On the political track, the United States should move quickly but in phases to normalize relations with North Korea. The policy promotes reconciliation and builds trust between North Korea and its current enemies, including the United States, South Korea, and Japan. It looks beyond a formal termination of the Korean War and strives for a treaty of peace and friendship between North Korea and the United States. It encourages similar treaties between North Korea and South Korea and Japan. Kim Jong-un’s achievements of turning the United States from an enemy to a friend and improving the lives of the North Korean people should replace North Korea’s pride in the military field as a major source of Kim’s domestic legitimacy. The cessation of North Korea’s anti-U.S. propaganda should be a condition for normalization of relations with the United States. The policy envisages a comprehensive non-aggression pact and a partnership for peace and development between the United States, South Korea, Japan and North Korea.
On the economic track, easing sanctions should be in lockstep with North Korea’s arms reduction. At some point down the road, sanctions can be fully lifted without complete denuclearization. Looking beyond this point, the policy promotes inter-Korean economic integration as a pillar of peace and security on the peninsula. After normalization of diplomatic relations, the United States and North Korea should start negotiations on normal trade relations and a trade and investment framework agreement. Contingent on the situation at hand, the policy treats trade and investment sometimes as rewards for, other times as enablers of, arms control and political reconciliation.
When Kim Jong-un and Donald Trump arrive in Vietnam for their second summit later this month, they will see a vivid example of how Communist Party rule, economic reform, human rights improvement and a comprehensive partnership with the United States can co-exist. The history of U.S.-Vietnam relations in the last three decades has shown that engagement is the right policy to turn former enemies into friends.
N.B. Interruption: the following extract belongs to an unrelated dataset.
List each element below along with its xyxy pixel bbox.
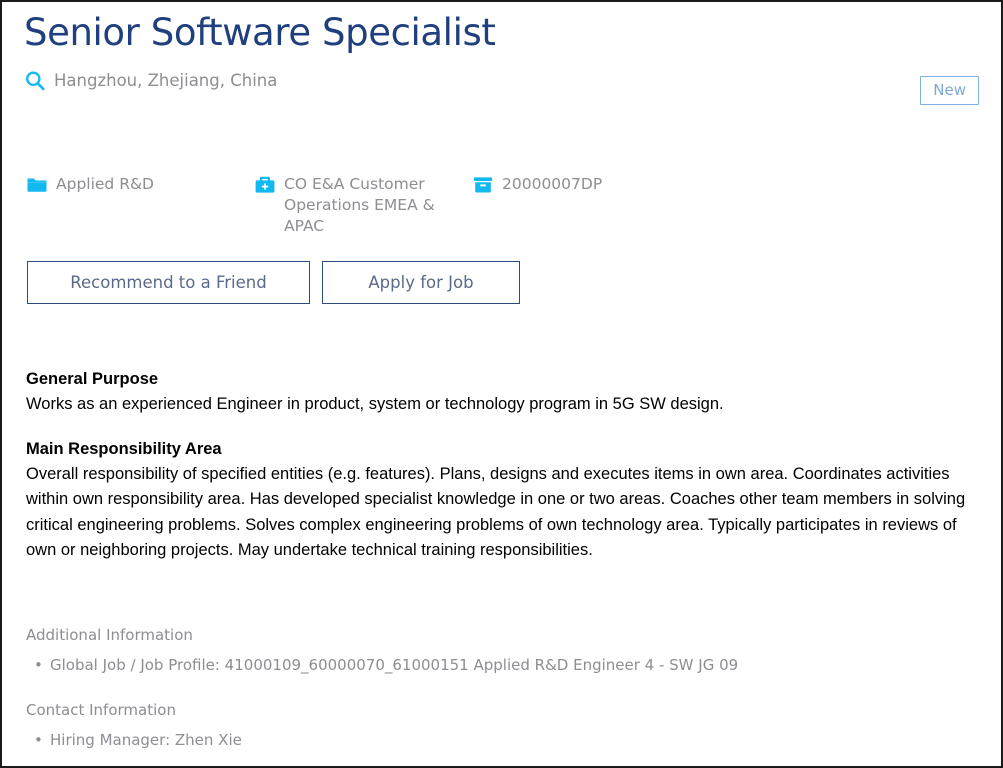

Engagement sometimes backfires not because it is the wrong policy but because it is applied to the wrong situation. Engagement has failed to make China a real friend of the United States and instead helped it to become America’s peer competitor because China’s huge size has enabled Beijing to disarm many protective mechanisms of engagement and because China’s ambition is to replace the United States as the predominant power in Asia. Vietnam and North Korea both lack China’s size and ambition. Their markets are not so big as to be indispensable. Their ambitions are not to supplant America; instead, they are limited to regime survival, economic development, and national independence.
North Korea is an opportunity masquerading as a threat. The United States must not miss its larger struggle in Asia for the squabbles with North Korea.
Alexander L. Vuving is Professor at the Daniel K. Inouye Asia-Pacific Center for Security Studies. The views expressed in this article are his own and do not necessarily reflect those of the DKI APCSS, the Department of Defense, or the U.S. Government.